A arte como instrumento de evangelização (3)

Carlos Araújo
Professor no Colégio Nossa Senhora de Fátima – Leiria

Karol Wojtyla, futuro Papa João Paulo II, então Arcebispo de Cracóvia, na Semana Santa de 1962 num encontro com os homens da arte, afirmava que vincular o texto evangélico à arte poderá parecer estranho, uma vez que na leitura do Evangelho não encontramos afirmações diretas sobre a arte, o artista ou a criação artística. Todo o fundamento de Karol Wojtyla se funda, de facto, na identidade entre Bem e Beleza. Assim, no referido encontro, o Arcebispo de Cracóvia recorda o diálogo de Jesus com o jovem rico. Seguindo o pensamento de Platão, vislumbra ele em Deus a essência da Beleza. Deus é o Bem e a Beleza. Portanto, detém-se no fenómeno da fascinação que o Evangelho exerce sobre os artistas, ocultando-se nele um mistério impossível de compreender. Num segundo momento desse encontro Wojtyla centra-se na relação entre o Criador e o artista. O Evangelho vai totalmente em direção ao homem. Digamos que não é abstração. Não em direção da arte como abstração, mas a arte entendida como função do homem, como função da humanidade. Num terceiro momento, Wojtyla toma o tema da consciência como poderoso fator criativo. A consciência estabelece continuamente o valor da nossa pessoa, trabalha sobre a matéria-prima que há em nós, o que trazemos dentro. O futuro Papa continua abordando a procura de beleza, sobretudo da beleza na nossa vida quotidiana. No entanto, não se pode compreender, viver, prescindindo dos princípios da moral cristã. Deste modo, o homem, o artista, deve aspirar a ser beleza. Aqui, devemos frisar, a necessidade do papel da humanidade no caminho para alcançar a beleza. Neste sentido, Wojtyla dirige-se aos artistas ensinando sobre a importância da oração na vida do homem. Chega ele a afirmar que a oração é necessária para todo o homem, e quem sabe de modo particular para os artistas.
Mais tarde, já Papa, São João Paulo II, na Carta aos Artistas do ano jubilar de 2000, afirma que a Igreja precisa dos artistas para difundir o Evangelho. Digamos que a Igreja evangeliza em diálogo com a cultura de cada tempo. Assim, o Papa nessa carta afirma que «para transmitir a mensagem que Cristo lhe confiou, a Igreja tem necessidade da arte». De facto, «deve tornar perceptível e até o mais fascinante possível o mundo do espírito, do invisível, de Deus». E o Papa continua dizendo que «A Sagrada Escritura tornou-se, assim, uma espécie de “dicionário imenso” (P. Claudel) e de “atlas iconográfico” (M. Chagall), onde foram beber a cultura e a arte cristã.
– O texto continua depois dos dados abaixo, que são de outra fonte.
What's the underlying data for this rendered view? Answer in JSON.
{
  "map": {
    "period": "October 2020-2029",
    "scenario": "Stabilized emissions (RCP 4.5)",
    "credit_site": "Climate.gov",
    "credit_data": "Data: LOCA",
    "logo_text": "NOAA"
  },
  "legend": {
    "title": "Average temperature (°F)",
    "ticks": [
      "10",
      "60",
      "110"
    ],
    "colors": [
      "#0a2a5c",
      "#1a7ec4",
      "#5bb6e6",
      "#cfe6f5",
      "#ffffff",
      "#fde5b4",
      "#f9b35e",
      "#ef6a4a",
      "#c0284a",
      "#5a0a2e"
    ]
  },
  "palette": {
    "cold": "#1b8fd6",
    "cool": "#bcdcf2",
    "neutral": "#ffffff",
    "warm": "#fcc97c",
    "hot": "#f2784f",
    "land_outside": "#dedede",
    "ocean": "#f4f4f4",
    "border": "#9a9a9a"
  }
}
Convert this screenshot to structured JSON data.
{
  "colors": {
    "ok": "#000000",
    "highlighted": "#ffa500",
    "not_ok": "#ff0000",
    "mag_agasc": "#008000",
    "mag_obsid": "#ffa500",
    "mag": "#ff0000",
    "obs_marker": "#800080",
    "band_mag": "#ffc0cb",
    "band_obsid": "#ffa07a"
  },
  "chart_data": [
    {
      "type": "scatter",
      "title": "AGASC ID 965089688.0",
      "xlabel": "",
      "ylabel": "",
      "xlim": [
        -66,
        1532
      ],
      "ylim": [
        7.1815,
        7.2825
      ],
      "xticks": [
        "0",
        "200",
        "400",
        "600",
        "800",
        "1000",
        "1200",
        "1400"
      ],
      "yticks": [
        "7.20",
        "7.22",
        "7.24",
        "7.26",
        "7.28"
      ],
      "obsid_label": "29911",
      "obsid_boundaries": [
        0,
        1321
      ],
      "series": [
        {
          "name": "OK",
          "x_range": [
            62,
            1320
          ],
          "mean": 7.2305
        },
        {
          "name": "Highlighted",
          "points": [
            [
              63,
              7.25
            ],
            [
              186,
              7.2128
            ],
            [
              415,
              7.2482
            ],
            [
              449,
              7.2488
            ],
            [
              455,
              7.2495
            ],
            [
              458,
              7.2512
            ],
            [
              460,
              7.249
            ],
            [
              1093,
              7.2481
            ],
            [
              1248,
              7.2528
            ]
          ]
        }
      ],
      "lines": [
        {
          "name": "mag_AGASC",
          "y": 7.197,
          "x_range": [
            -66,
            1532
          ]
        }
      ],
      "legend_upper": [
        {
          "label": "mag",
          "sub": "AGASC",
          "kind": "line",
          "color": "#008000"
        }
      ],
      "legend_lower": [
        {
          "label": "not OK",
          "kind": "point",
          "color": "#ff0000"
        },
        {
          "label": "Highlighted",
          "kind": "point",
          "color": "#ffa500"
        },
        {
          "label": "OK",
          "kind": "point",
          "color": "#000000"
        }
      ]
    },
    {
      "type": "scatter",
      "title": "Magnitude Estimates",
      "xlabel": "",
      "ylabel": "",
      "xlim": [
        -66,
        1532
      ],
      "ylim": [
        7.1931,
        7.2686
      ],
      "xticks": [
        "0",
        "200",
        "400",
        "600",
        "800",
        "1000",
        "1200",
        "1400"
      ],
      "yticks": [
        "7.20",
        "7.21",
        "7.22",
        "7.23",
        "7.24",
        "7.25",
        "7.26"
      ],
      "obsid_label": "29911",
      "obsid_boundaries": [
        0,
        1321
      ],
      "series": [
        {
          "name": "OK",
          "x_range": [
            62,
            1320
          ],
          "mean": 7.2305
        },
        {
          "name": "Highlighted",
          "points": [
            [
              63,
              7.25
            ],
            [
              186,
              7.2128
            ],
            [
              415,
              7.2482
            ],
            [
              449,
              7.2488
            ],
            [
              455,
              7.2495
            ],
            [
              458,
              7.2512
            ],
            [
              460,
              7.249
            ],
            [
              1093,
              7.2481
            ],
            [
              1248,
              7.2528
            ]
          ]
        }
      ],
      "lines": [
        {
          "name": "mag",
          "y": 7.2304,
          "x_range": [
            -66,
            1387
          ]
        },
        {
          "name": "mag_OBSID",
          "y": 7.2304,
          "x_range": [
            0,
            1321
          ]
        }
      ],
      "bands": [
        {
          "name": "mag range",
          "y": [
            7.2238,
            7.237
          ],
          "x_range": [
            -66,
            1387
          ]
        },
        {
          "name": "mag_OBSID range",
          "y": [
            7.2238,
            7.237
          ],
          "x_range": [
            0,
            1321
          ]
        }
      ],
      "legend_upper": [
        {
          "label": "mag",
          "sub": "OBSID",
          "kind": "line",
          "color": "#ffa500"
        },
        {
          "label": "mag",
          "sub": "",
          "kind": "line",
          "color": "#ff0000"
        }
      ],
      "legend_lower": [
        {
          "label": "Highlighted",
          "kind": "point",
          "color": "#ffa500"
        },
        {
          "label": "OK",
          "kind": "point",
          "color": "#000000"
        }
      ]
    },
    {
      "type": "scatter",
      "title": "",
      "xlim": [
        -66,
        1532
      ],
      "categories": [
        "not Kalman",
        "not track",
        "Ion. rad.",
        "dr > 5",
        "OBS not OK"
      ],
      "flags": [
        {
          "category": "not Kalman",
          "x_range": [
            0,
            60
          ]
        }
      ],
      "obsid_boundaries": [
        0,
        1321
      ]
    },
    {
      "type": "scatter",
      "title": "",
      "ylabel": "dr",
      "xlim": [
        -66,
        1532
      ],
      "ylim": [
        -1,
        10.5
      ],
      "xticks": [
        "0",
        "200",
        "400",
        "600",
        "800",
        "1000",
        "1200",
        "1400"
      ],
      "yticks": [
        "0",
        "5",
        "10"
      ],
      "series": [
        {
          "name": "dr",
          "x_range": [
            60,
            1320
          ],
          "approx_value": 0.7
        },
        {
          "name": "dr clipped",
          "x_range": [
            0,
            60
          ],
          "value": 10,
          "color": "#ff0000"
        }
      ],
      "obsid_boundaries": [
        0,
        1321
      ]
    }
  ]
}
O próprio Antigo Testamento, interpretado à luz do Novo, revelou mananciais inexauríveis de inspiração». Assim, a Carta aos Artistas define em primeiro lugar o artista como «imagem de Deus Criador». De facto, é interessante quanto João Paulo II afirma sobre a conotação entre a esfera artística e a moral, entre a subjetividade da personalidade artística e a objetividade da obra realizada. Realmente, o tema do homem é central em todo o magistério de São João Paulo II, sendo imperiosamente este documento, um exemplo disso mesmo. Nesse sentido, é original e sugestiva a referência que ele faz ao afirmar que os artistas contribuem para o bem comum, prestanto um serviço social qualificado em benefício do bem comum.
Na carta em questão o Pontífice faz uma síntese histórica de algumas etapas significativas e alguns protagonistas da história da arte, que foram referências de uma fecunda aliança entre arte e o Evangelho. São de realçar os parágrafos 10-13, onde São João Paulo II, retomando o magistério de São Paulo VI e do Concílio Vaticano II, propõe um renovado diálogo, que só pode partir da afirmação de que «a Igreja precisa da arte» e da interrogação se «a arte precisa da Igreja?».
O documento conclui com um forte apelo aos artistas, chamados a ser responsáveis dos talentos recebidos: «A beleza, que transmitireis às gerações futuras, seja tal que avive nelas o assombro». O parágrafo conclusivo é um verdadeiro hino à beleza: «A beleza é chave do mistério e apelo ao transcendente. É convite a saborear a vida e a sonhar o futuro. Por isso, a beleza das coisas criadas não pode saciar e suscita aquela arcana saudade de Deus que um enamorado do belo, como S. Agostinho, soube interpretar com expressões incomparáveis: «Tarde Vos amei, ó Beleza tão antiga e tão nova, tarde Vos amei!».